Looked at from an Australian retail investor’s point of view, the stock looks fully priced on a current year PE of between 25 and 27 times, in a situation where the dividends aren’t franked because tax is paid offshore.

But it’s very well established, it’s a great leverage play to the US market, and strong profits mean bigger payouts to the longsuffering claimants on what’s called the Asbestos Injury Compensation Fund (AICF), the scheme by which a threshold amount of free cashflow must go to compensation.

On July 1, the company made a payment of US$91.1 million to AICF, representing 35% of its free cash flow for the financial year just ended.

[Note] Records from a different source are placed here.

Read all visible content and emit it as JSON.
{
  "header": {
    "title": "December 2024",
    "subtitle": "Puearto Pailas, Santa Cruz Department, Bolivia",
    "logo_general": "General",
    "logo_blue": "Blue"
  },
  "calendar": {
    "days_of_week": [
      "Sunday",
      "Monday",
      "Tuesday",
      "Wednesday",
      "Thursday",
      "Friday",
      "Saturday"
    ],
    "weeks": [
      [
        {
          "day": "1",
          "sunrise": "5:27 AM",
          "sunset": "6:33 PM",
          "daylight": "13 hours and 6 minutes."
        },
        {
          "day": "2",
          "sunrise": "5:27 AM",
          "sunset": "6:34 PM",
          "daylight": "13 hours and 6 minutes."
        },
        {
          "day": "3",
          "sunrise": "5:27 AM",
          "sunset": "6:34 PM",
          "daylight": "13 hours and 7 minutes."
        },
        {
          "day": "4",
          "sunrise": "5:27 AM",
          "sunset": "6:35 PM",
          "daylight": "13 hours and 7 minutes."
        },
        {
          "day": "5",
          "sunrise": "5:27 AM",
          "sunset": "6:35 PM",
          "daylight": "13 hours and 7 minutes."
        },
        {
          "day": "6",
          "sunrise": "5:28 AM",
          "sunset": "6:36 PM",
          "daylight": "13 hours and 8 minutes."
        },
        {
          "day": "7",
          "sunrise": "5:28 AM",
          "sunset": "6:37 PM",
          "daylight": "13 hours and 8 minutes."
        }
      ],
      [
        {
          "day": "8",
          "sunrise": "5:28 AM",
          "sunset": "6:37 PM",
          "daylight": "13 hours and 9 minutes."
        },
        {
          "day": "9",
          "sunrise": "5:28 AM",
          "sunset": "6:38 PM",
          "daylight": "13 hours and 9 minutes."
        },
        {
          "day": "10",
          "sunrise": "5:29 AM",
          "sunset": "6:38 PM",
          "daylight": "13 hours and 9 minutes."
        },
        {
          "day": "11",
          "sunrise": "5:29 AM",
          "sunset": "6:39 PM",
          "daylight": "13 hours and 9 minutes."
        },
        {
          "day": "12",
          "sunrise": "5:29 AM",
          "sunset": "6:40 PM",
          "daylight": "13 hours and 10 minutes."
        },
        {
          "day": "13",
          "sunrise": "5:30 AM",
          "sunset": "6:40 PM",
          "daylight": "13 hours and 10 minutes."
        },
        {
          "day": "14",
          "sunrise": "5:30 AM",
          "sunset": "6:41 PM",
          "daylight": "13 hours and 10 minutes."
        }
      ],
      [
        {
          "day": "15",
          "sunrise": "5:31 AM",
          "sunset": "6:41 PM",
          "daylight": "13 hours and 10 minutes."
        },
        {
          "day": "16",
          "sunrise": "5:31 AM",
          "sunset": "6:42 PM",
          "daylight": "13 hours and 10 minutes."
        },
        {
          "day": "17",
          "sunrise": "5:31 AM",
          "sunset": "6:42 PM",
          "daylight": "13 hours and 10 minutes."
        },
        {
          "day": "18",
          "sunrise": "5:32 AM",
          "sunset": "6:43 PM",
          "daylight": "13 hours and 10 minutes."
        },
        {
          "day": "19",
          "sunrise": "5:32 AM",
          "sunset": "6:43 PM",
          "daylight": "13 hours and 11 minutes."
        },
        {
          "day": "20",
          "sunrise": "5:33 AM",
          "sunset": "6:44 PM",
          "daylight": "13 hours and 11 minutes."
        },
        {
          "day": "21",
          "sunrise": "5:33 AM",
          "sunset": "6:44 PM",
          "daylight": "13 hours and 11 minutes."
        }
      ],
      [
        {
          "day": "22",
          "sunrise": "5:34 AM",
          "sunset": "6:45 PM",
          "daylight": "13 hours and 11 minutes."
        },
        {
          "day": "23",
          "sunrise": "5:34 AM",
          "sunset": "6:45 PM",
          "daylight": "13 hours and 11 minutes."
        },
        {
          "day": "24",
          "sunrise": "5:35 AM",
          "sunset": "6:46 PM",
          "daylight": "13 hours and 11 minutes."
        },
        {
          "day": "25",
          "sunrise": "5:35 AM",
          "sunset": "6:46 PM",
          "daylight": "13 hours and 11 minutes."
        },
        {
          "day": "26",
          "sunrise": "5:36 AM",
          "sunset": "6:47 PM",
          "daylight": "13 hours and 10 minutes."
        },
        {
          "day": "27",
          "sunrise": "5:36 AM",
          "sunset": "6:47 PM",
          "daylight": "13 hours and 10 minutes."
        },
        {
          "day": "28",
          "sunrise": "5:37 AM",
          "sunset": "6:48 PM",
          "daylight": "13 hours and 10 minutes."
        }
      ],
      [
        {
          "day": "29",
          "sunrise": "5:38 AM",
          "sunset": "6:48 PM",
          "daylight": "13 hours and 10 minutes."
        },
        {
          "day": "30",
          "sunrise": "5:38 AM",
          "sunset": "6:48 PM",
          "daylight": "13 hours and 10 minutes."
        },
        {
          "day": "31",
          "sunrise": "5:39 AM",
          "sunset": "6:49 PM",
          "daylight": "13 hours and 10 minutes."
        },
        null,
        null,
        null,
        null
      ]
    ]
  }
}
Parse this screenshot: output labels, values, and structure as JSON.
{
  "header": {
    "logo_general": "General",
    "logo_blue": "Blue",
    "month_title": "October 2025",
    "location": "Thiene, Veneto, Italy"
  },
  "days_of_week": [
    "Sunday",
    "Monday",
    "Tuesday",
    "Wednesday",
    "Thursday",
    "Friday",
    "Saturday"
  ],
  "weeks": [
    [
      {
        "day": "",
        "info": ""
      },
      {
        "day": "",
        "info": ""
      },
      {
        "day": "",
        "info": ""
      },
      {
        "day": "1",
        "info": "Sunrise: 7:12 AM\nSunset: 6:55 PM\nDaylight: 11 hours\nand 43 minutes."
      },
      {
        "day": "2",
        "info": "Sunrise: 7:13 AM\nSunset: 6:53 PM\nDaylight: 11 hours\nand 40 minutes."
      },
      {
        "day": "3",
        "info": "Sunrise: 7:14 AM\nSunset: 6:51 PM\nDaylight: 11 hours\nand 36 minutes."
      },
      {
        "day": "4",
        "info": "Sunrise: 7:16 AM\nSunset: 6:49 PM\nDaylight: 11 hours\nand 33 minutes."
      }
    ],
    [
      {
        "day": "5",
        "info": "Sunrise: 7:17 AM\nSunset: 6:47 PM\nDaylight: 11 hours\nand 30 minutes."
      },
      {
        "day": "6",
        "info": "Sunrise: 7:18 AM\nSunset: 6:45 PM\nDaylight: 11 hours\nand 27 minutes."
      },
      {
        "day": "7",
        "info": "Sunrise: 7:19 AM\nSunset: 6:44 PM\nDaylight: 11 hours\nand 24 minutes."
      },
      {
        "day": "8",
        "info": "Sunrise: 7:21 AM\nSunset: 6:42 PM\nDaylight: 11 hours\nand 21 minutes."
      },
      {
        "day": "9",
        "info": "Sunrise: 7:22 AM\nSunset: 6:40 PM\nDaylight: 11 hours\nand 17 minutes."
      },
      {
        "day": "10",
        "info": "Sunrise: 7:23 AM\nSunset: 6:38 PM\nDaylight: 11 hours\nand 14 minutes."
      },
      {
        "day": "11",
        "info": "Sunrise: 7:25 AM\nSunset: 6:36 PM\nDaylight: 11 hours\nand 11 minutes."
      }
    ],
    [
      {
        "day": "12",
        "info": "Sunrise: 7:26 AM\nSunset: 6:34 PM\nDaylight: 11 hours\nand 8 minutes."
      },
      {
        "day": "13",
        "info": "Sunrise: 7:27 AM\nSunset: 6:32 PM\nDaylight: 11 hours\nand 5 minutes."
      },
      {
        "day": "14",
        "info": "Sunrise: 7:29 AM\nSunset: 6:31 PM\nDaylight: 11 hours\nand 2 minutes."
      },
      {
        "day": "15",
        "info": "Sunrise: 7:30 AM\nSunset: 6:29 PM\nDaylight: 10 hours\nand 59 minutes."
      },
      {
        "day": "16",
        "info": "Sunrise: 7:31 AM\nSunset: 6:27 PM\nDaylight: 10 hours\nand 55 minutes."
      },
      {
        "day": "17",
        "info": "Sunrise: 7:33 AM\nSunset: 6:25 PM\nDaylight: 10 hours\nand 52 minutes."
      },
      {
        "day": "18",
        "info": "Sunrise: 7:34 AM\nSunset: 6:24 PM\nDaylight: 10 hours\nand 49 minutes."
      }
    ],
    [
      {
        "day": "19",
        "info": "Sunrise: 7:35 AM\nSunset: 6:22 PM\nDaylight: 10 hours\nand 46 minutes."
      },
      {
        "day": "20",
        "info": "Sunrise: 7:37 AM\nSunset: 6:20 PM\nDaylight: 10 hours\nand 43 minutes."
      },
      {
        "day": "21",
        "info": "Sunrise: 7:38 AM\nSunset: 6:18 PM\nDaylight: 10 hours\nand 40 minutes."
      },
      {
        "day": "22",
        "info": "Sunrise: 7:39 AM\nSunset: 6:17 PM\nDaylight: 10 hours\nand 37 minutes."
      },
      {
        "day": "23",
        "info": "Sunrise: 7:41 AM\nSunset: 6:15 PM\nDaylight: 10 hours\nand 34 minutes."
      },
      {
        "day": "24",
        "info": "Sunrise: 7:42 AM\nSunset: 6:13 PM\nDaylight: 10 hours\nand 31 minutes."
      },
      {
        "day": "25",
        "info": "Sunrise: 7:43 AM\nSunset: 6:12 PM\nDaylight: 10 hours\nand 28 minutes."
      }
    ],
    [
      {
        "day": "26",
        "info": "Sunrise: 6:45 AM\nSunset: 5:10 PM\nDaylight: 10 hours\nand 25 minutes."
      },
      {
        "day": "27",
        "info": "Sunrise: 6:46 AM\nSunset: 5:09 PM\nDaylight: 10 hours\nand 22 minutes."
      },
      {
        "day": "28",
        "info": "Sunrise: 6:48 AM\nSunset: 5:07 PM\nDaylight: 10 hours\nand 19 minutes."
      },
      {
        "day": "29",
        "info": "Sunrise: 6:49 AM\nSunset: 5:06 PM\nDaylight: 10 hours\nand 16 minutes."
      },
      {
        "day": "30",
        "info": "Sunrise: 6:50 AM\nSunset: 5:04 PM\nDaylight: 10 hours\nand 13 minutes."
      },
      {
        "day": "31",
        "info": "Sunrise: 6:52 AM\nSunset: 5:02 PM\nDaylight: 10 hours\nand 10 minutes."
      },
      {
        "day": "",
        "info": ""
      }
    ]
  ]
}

By comparison, the company paid out $US62.8 million in the previous 2015 year, and $US113 million in the 2014 year.

Asbestos claims are finally starting to ease, decades after Hardie produced its last asbestos product, but the AICF is still dependent on a line of credit from the NSW Government and the central actuarial estimate of the overall liability still sits at $2.03 billion, down $112 million from the equivalent 2015 figure.